Unité SGP Police/FO ; Inquiets pour l’avenir

Syndicat majoritaire à l’heure actuelle au sein de la police, Unité SGP Police/FO compte bien asseoir son statut à l’issue de ces élections professionnelles, et notamment grâce à la nouvelle loi de représentativité syndicale. La NBI ville figure parmi ses revendications pour Toulouse, comme l’explique Christophe Marin, Secrétaire Départemental Haute-Garonne.

 
Christophe Marin, que pensez-vous du bilan national présenté la semaine dernière par Brice Hortefeux et qui fait état d’une baisse globale de la délinquance en 2009 ?
On sait bien que ces chiffres qui sortent du Ministère de l’Intérieur ne reflètent pas bien la réalité. C’est une politique de chiffres, une culture du résultat, instaurées alors que notre Président de la République était ministre de l’Intérieur. Ce que l’on constate en revanche, c’est que le travail des policiers est de plus en plus difficile.

Quelles sont vos revendications en particulier pour Toulouse à l’occasion des élections professionnelles ?
Pour Toulouse, nous avons monté un dossier NBI ville, que nous avons remis au Préfet le 2 novembre dernier. Il faut savoir que cette prime qui est affectée à certains fonctionnaires travaillant dans les quartiers sensibles, les policiers toulousains ne la touchent pas.

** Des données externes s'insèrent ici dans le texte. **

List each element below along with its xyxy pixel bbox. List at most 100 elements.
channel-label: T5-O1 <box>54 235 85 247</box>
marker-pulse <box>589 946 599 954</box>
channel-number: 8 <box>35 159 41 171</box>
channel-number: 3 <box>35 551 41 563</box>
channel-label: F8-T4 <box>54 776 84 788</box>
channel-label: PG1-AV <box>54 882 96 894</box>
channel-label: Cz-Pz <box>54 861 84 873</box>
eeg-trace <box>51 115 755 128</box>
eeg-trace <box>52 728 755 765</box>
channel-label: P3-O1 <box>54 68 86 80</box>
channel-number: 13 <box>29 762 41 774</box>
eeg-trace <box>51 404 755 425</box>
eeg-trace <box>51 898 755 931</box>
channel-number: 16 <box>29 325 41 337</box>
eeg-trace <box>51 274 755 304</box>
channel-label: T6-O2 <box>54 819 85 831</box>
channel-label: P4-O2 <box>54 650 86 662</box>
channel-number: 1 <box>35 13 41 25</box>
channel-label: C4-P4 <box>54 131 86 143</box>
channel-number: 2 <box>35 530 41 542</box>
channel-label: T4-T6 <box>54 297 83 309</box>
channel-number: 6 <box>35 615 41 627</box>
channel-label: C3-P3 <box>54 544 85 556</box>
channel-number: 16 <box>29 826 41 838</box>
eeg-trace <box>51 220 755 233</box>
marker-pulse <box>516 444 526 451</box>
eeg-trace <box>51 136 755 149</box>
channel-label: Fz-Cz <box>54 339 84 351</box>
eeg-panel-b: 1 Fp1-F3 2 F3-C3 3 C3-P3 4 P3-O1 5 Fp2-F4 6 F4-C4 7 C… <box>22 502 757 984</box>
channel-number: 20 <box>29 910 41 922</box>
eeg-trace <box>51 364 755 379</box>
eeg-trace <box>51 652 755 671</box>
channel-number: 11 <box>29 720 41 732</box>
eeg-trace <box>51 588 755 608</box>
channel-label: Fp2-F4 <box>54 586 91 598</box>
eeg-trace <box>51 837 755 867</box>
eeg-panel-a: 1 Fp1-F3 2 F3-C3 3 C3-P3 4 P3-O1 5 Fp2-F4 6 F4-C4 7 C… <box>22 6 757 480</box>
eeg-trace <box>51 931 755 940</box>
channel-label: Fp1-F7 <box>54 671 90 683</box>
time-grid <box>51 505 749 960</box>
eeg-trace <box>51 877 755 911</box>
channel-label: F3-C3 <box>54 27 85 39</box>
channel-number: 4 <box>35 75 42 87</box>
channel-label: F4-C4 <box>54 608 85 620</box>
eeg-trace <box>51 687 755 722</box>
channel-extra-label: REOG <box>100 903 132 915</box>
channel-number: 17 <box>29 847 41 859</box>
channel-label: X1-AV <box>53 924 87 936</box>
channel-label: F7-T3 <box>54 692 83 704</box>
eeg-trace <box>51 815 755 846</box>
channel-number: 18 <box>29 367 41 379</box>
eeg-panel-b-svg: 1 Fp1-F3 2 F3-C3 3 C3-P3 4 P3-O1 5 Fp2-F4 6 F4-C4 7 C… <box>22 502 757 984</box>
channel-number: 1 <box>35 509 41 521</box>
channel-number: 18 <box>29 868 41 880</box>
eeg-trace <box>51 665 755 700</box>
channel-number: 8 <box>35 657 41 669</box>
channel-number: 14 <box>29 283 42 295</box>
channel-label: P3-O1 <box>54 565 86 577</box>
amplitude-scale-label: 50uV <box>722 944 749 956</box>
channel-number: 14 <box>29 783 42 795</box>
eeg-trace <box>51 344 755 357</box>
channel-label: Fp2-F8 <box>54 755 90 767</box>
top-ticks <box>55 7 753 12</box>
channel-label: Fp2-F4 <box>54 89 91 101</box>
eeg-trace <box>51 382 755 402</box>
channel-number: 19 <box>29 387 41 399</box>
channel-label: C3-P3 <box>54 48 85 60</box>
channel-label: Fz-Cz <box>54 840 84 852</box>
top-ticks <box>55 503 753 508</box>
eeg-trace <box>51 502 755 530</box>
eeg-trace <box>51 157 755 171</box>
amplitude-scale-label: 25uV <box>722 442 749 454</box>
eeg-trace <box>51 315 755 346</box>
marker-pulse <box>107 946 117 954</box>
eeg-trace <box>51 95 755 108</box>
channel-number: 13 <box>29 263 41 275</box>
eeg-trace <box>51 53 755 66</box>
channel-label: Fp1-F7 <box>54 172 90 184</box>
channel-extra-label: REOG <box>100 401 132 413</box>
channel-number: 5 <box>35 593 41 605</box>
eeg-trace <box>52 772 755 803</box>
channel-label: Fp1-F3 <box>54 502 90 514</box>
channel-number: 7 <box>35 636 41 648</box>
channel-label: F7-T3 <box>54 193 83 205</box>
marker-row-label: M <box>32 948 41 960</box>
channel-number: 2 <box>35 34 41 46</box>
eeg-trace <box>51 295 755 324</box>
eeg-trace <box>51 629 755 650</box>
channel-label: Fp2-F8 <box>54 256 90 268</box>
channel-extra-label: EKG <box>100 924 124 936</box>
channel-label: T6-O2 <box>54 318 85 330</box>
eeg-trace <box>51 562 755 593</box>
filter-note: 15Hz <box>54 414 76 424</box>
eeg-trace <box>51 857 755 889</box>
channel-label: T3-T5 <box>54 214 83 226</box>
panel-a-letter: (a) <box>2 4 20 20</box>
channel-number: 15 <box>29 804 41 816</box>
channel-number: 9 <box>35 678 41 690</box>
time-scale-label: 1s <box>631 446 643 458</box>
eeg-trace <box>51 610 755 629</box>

Quel en serait le montant ?
Environ 120 euros. Nous attendons une réponse du gouvernement à ce sujet courant 2010, sachant que le Préfet a été à l’écoute et que nous savons qu’un courrier est parti au Ministère.
Sinon, nos autres revendications sont nationales, comme la revalorisation des salaires pour les gradés et les gardiens de la paix.

C’est finalement ce que réclame aussi votre “concurrent” Alliance Police Nationale…
Tout à fait. Mais en octobre 2008, Alliance a signé deux protocoles d’accord qui ont engagé une très minime revalorisation salariale et qui ont entraîné pour nous, la perte de plusieurs acquis, comme l’heure supplémentaire et une semaine de RTT. Nous savons que les négociations sur ce point vont reprendre en février avec le ministre. Nous espérons qu’à ces élections prochaines, le bloc Unité SGP qui a réalisé 56 % en 2006 au niveau national (suite à la fusion Unité Police et SGP/FO, ndlr), va franchir la barre des 50 %, car avec la nouvelle loi de représentativité syndicale, un accord signé par un syndicat représentant plus de 50 %, passe désormais en force. Nous pourrons donc faire blocage. Plus aucun accord ne pourra être signé par un syndicat minoritaire sans passer par le syndicat majoritaire comme on l’a vu en 2008.

Alliance et la FPIP voudrait que Toulouse soit classée en zone difficile ? C’est aussi votre cas ?
Non car il n’est pas possible de classer Toulouse en zone difficile. La zone difficile dans la police nationale est en fait une zone de fidélisation. Je m’explique : les fonctionnaires de police qui vont travailler par exemple à Paris et dans sa région, n’en étant pas pour la plupart originaires, demandent leur mutation pour redescendre dans leur région d’origine. La zone difficile a été créée là-haut pour ne pas qu’ils posent des mutations à tout va, et les fidéliser grâce à une prime. A Toulouse on sait pertinemment qu’on ne bénéficiera pas d’un tel classement. Actuellement il y a 1 200 fonctionnaires parisiens qui demandent Toulouse en mutation. Pour nous, le projet de NBI ville est plus capable d’aboutir.

La police rencontre aussi un problème d’effectifs… Comme vos collègues, vous le dénoncez…
Oui, en 2010, il va y avoir pratiquement 3 000 suppressions d’effectifs dans la police nationale. Suite à la Révision Générale des Politiques Publiques, signée l’an dernier, nous nous attendons à 8 000 fonctionnaires en moins d’ici 3 ans. Ce qui fait que nous n’aurons certainement pas d’énormes renforts sur la région. A cela, il faut ajouter les nombreux départs à la retraite qui ne seront pas remplacés. Nous dénonçons ce manque d’effectifs depuis pas mal de temps et sommes très inquiets pour l’avenir. La qualité de notre travail risque fort d’en pâtir.

Il y a beaucoup de violence à Toulouse ?
Oui. Moi-même, étant fonctionnaire au commissariat du Mirail, un des plus gros quartiers sensibles de France, je la côtoie tous les jours…

La police est-elle au bord de la crise de nerfs ?
Oui. Il y a un gros malaise au sein de la police nationale. Entre les salaires qui stagnent, les effectifs en baisse, la violence urbaine qui se développe, les individus interpellés maintes fois et relâchés… Les fonctionnaires ressentent un certain mépris de la part de l’administration. Ils sont vraiment découragés.